Gary Caimano of Oklahoma-based fireworks company Western Enterprises choreographs the Memorial Park show like any other stage performance.

"You think of fireworks, and people think of bombs. I don't," he says. "I think of them as characters. ... They have a property, they have a personality, they have a chemistry — some get along with others, and others hate each other."

That being the case, it takes no small amount of planning to balance loud with quiet, flashes with lingering light and high-altitude bursts with lower bursts, to say nothing of colors. Going from commission to display takes months of planning.

Randy Jensen and the company he's owned for the past 15 years, Aurora-based Fireworks Extraordinaire, start planning for Independence Day in April. Among other shows in the area, his company does the Fourth of July display for the Garden of the Gods Club. That show, which lasts around 10 minutes, uses 1,200 shells. Typically, Jensen says, his shows start from a budget.

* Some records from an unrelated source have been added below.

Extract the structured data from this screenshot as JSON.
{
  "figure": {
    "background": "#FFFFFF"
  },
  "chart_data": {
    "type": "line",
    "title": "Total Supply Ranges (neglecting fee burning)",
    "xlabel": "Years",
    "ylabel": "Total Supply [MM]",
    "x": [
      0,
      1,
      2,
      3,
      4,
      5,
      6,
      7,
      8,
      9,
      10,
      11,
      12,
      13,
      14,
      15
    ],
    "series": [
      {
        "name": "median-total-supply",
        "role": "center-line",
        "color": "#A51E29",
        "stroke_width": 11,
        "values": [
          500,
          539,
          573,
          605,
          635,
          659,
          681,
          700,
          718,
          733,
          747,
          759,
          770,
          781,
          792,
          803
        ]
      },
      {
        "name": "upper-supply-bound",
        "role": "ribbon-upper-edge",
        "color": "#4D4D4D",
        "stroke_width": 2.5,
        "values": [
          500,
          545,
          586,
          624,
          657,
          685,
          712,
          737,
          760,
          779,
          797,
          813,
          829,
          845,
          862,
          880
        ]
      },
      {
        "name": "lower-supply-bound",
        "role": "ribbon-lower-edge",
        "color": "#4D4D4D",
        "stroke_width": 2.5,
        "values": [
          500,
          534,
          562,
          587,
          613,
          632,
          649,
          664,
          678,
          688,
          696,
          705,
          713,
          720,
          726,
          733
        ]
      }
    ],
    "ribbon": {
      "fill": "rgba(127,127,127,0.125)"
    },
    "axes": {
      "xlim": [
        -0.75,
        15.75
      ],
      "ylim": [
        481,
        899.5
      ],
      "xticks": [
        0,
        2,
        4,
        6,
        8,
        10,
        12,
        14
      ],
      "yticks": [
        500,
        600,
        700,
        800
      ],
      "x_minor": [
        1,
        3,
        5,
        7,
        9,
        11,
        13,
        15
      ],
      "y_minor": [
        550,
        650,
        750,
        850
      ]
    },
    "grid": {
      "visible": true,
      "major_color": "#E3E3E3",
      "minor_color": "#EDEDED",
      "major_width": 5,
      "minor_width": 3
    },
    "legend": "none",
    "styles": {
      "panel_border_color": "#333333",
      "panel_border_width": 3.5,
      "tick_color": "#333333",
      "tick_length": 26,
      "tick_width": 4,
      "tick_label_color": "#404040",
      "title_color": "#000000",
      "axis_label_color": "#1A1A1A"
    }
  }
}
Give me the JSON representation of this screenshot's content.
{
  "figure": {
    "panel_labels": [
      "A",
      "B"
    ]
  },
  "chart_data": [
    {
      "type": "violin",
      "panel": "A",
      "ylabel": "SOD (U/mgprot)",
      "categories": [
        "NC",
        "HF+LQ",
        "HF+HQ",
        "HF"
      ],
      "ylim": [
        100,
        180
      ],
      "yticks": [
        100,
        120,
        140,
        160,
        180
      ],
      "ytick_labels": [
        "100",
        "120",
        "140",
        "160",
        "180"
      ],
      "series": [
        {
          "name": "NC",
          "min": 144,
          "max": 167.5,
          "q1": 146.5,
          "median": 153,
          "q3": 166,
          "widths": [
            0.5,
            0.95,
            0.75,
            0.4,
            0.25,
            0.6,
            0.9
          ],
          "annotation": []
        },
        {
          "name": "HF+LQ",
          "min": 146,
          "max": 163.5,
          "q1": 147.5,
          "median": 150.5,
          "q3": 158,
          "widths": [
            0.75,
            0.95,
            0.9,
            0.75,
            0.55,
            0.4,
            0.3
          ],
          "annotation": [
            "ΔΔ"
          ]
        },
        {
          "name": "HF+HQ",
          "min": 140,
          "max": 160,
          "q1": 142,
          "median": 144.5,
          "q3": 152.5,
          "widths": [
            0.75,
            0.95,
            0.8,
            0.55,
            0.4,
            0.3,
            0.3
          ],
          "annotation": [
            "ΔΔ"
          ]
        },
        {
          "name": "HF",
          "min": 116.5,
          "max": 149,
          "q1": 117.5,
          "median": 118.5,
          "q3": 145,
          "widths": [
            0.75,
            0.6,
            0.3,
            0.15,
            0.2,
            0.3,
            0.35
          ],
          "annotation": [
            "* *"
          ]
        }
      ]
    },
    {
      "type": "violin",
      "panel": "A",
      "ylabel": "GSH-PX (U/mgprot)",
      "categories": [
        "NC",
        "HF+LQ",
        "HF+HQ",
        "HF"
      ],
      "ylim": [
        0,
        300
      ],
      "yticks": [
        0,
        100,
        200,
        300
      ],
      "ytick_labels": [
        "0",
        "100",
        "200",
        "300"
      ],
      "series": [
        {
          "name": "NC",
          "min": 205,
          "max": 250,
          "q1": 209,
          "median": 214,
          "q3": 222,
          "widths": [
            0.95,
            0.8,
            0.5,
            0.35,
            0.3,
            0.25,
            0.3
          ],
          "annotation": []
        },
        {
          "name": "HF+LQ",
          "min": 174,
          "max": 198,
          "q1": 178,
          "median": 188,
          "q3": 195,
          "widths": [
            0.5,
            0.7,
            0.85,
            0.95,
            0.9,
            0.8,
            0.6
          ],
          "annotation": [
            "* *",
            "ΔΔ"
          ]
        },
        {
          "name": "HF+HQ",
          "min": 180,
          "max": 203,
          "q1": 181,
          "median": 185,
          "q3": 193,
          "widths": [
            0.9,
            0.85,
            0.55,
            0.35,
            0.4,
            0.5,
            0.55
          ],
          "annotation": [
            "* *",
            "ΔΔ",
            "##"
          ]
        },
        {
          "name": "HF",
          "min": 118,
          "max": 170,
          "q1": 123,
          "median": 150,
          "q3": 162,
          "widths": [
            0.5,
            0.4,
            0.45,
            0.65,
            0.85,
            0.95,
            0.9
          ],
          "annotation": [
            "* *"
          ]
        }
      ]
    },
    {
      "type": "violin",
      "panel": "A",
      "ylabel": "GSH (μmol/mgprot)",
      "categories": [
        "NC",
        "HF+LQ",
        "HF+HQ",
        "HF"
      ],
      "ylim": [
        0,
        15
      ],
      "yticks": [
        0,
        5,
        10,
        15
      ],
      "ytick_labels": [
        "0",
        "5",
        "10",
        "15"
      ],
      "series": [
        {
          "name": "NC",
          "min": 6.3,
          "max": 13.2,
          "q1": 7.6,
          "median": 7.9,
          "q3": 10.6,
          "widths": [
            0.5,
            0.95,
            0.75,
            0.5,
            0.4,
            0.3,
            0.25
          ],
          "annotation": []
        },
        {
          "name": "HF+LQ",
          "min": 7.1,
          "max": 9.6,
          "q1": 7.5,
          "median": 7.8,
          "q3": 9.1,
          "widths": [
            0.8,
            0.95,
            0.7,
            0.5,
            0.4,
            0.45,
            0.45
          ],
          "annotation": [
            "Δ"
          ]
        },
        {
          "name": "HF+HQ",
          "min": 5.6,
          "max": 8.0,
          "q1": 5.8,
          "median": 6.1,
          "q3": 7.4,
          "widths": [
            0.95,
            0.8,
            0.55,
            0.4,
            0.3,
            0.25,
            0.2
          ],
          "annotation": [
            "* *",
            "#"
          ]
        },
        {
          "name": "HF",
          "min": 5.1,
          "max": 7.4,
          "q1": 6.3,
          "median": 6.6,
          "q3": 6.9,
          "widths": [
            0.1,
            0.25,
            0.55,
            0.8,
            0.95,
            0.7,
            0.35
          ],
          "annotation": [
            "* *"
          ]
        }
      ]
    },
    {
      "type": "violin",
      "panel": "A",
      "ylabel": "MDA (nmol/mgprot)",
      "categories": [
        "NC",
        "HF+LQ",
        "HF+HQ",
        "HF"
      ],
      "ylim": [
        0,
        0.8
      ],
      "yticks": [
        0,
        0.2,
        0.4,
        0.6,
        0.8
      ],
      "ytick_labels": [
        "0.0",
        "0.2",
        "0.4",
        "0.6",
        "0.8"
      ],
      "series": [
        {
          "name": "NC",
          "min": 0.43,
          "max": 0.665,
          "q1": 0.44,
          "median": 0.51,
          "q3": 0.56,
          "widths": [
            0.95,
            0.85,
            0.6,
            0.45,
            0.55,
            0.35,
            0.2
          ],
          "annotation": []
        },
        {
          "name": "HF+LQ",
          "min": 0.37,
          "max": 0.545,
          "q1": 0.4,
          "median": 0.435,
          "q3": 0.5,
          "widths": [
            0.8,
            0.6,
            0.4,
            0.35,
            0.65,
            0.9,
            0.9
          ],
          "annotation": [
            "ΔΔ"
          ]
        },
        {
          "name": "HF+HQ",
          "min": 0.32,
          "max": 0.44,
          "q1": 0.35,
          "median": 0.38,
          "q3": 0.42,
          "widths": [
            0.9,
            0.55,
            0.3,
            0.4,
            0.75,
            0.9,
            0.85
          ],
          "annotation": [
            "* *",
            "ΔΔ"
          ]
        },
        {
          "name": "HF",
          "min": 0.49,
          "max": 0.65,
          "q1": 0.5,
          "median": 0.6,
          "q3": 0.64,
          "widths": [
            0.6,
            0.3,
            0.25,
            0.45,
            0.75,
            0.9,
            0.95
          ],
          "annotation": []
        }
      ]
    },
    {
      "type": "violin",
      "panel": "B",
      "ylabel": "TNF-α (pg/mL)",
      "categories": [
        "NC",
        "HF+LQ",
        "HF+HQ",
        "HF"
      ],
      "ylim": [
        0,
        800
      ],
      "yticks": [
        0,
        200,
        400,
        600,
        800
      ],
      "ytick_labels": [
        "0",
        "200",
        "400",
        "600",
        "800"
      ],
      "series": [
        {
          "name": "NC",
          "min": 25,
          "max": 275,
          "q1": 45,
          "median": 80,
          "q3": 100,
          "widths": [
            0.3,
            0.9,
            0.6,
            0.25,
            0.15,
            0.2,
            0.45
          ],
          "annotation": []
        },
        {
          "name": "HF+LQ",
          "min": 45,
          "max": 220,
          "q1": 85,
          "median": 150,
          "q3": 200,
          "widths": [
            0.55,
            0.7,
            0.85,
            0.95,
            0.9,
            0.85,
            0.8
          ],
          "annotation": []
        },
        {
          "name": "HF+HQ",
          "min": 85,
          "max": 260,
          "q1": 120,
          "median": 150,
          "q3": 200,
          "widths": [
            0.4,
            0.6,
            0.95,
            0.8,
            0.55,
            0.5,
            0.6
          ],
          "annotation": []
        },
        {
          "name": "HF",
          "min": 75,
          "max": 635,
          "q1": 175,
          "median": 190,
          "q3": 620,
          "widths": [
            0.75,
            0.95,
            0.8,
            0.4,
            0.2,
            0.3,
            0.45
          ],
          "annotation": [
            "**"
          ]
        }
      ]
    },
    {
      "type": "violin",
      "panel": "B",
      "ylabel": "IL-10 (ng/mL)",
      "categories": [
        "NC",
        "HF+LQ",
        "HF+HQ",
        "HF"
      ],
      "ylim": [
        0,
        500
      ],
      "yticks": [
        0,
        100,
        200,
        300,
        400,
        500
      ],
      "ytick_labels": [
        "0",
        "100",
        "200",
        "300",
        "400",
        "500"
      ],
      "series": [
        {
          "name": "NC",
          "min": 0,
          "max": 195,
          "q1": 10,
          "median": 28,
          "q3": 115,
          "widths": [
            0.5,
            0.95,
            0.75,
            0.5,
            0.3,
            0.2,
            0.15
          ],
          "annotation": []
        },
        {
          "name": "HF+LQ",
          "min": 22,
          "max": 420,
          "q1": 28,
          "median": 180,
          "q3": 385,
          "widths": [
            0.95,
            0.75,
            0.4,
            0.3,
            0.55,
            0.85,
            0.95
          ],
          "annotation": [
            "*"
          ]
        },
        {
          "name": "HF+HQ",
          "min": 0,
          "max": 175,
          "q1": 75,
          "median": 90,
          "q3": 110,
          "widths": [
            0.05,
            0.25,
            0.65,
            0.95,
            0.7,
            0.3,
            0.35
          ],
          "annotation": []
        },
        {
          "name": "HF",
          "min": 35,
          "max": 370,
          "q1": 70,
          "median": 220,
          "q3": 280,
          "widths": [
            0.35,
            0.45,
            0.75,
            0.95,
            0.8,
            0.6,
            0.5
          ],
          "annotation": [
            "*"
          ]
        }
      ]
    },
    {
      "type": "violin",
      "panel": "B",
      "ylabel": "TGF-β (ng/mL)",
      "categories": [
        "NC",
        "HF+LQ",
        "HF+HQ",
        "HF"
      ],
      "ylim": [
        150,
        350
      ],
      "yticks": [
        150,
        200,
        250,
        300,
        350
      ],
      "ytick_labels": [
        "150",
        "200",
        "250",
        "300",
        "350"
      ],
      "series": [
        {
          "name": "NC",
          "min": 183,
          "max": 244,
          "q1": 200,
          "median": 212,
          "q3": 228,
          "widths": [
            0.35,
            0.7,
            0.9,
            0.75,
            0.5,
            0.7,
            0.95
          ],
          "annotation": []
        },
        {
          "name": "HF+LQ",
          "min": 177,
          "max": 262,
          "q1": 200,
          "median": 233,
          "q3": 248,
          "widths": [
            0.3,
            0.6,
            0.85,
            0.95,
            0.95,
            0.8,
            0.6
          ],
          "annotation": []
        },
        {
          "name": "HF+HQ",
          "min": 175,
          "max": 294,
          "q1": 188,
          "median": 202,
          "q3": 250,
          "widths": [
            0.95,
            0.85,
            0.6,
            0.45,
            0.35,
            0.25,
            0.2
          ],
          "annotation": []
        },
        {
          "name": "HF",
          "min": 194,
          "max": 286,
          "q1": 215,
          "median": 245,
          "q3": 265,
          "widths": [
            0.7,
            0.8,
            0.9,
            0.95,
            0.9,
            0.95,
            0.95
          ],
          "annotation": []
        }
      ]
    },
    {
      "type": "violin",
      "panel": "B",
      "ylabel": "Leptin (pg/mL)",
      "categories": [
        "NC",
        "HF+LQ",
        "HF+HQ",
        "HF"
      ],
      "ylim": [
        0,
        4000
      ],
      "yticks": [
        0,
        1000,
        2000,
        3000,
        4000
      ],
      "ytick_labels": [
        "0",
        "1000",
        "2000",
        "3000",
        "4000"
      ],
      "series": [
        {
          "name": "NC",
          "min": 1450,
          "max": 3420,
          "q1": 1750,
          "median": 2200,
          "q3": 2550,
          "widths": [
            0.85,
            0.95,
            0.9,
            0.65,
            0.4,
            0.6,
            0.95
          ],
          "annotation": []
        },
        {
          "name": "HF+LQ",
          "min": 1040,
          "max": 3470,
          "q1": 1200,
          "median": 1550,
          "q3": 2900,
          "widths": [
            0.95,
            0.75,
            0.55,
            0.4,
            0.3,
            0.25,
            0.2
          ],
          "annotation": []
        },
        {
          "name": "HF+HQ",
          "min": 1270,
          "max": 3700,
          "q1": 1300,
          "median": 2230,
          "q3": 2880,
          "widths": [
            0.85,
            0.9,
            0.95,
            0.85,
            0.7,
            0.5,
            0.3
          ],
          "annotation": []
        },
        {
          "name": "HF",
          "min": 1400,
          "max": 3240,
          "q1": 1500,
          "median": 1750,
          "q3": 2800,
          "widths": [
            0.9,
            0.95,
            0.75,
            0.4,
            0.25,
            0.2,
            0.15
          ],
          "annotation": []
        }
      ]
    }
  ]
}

"Rule of thumb is around $1,000 a minute, and that gives you a good show," he says. The shells used in a show are picked based on what the company has in stock and can afford to buy. They also have to consider space — how far is the audience from the fireworks?

"You have to figure 100 feet per inch of shell," he says. Owing to the tight space he has to work with at the Garden of the Gods Club, the show uses shells no larger than 4 inches across. In places like Steamboat Springs, where the shells launch off a mountain, he can use shells as big as 16 inches across.

Caimano's company sets shows to music, which adds another consideration — and another opportunity to wow the audience.

"The music dictates everything," he says. And it's not all about riding on the energy and bombast in a song. Some of the most beautiful shows he's seen or produced were set to slower, more lyrical music. He even scored a show to Sinatra's "Fly Me to the Moon" for a retiring NASA engineer.

"I'll get rock 'n' roll into everything I can, but visually, it's the more lyrical pieces that really challenge," he says. "Coldplay is [a favorite] because it's so lyrically suggestive. You play between the lines in Coldplay." He also cites artists like Barbra Streisand, Enya and John Tesh as favorites, with Celtic Woman's "O, America" standing out as a personal favorite.

"[It's the] most beautiful I've ever heard in my life, and the most visual thing I've seen done with fireworks," he says.

But the Memorial Park show presents its own challenge with the live music. For that, Western Enterprises sends out the company president, Jim Burnett. He has a background in music and conducts the fireworks show live so that it stays in sync.

"The most important part of this all, it's a collaborative effort," says Caimano. "I don't care how beautifully designed a show I make is, when it leaves my hands, it's not my show anymore. It's in the hands of everybody else."